One of Enterprise Data Architecture’s (EDA) roles is to interpret the variables of continuous changes, driven by the challenging objectives set by business sponsors. The key to translating is to work in both directions by understanding the business needs and measuring the capabilities of system designs.
This equation has become more complex with the emergence of Big Data, Cloud as a Service, Data Science, Machine learning, No SQL databases, Real-time streaming platforms, Dockers containers, Repositories & Orchestration containers, and Microservices.
All these new technologies aim to achieve the common goal of providing a comprehensive solution for the enterprise, whether building or buying a new data architecture.
In Enterprise Architecture, data transformation keeps growing with the explosive growth in data. IT departments are changing and have submitted their attention to enterprise conduct by managing and analyzing the changes in the operational landscape.
The top challenge is preparing Data Architecture to cover all the aspects of digitizing the business. After constructing a strategy to centralize data and analytics, the design should aim toward data architecture where the business will require more collaboration between IT departments. Data warehousing, integration, and reporting initiatives also provide a strong foundation for enterprise data architecture strategies.
For the enterprise, one of the main assignments is to examine the needs of the business before making costly technology decisions. Doing so helps avoid the needless departure of legacy architectures to acquire high-speed transactional architecture that can be placed in the real-time data streaming.
To implement end-to-end digital data architecture, an enterprise needs first to develop a point of view on its current platform and, if possible, future business requirements by mining the current data stored in existing data warehouses. Doing so helps to create a project roadmap for implementation. To begin, one must identify the key business use cases.
The recommendation is to perform a thorough review of the industry’s best practices using cases across common value drivers, financial transparency, customer relationships, rapid product design and development, real-time operational reporting sketches, and so on. Before implementing any strategy, it is important to inventory, analyze, and document the current architecture to find opportunities for improvement.
Merging the physical data with digital data is one of the key ingredients in gaining a better understanding of the potential of advanced analytics, big data, and better data management to improve data quality. Remember the factors involved in enterprise data architecture.
To all these factors, we must add those emerging EDA Solutions that play a crucial role.
NoSQL Databases are databases that pair each key with a complex data structure, otherwise known as a document. This is a simpler architecture that can also present a more straightforward software engineer perspective; helping the business to respond more quickly to the requirements of its internal and external customers.

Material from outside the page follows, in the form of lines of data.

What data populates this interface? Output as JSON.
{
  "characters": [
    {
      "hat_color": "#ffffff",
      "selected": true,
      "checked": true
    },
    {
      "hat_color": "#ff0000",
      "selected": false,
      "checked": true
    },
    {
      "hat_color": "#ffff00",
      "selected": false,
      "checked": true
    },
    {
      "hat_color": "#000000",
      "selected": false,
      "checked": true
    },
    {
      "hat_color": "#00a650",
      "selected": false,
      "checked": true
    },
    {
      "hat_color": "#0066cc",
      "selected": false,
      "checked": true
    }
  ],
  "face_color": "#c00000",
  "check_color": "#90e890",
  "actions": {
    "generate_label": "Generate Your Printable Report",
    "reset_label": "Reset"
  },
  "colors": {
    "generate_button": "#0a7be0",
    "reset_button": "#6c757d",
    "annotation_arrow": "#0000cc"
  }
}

Real-time streaming platforms like streaming analytics based on IoT (Internet of Things) and extracting information from platforms like Big Data are using first-hand real-time processing. The power of real-time streaming allows a business to manage real-time events and build mission-critical applications that will require quick performance and high demand premise of data efficiency.
Docker Containers is a standardized unit of software that builds a package of software into a standardized unit for development, shipment, and deployment. It is proven to be a reliable system that runs an application from one computing environment to another with the ease of lightweight code. It can add a new security layer in the data lifecycle execution and automatization process, which is beneficial for DevOps and troubleshooting a large scale of platform resources.
Containers Repositories is a key component to leverage converged data platforms and the agility of DevOps process and enables images to be stored for ongoing deployments or to deal with multiple data centers with advanced and enhanced features mirroring capabilities between on-premises. The cloud might be much more diverse than your on-premises data centers.
Containers Orchestration is a release valve to hardware high demand consumption due to its agility to set dynamic partitions more agile than the virtual machines, that enables IT Admin to launch many containers of servers without having to worry so much about the amounts of memory demanded per container.
With this agility of management, it reduces the complexity of launch containers making it easy to move them, kill them, and even relaunch them in other environments. These factors drive us through Microservices, which is not a new subject but has gained more relevance in 2018.
The relevant difference of this well-known concept is with today’s new technologies, NoSQL-databases, event and processing streaming, and container orchestration, the scale of demand to create thousands of microservices exceeds our perspectives.
The lighter and more focused on the functional unit of the work is, the easier it will be to generate, test, and install the service. Their agility to reduce dependency tasks and manual configuration procedures can take it to another level allowing old models to upgrade services over time with less disruption.
A service known as FaaS as a part of cloud computing technology allows enterprise customers, internal or external, to build and sustain the infrastructure that typically requires a large amount of investment for development and launching.
Following the precepts of this technology, EDA can achieve the “serverless” environment that can be adopted to build microservices apps. Since it is a very recent development, its application can drastically drop the visible pricing of execution time for pay per use platforms. Use cases can be shown in data processing situations, IoT, mobile apps, and web applications.
Gathering all these new scenarios together can be subjective, based on the selection of the best practice cases that can match the business needs. However, you need to overcome the daily challenges of translating the language of the requirements from the Enterprise Data architecture without losing the grip on your resources and their quality.
Enterprise data architecture can introduce structure, control, and standards. Understanding how these elements evolve and what strategies you can promote for effective database management are some of the ways you can begin to interpret enterprise data architecture and gain business agility while cutting costs.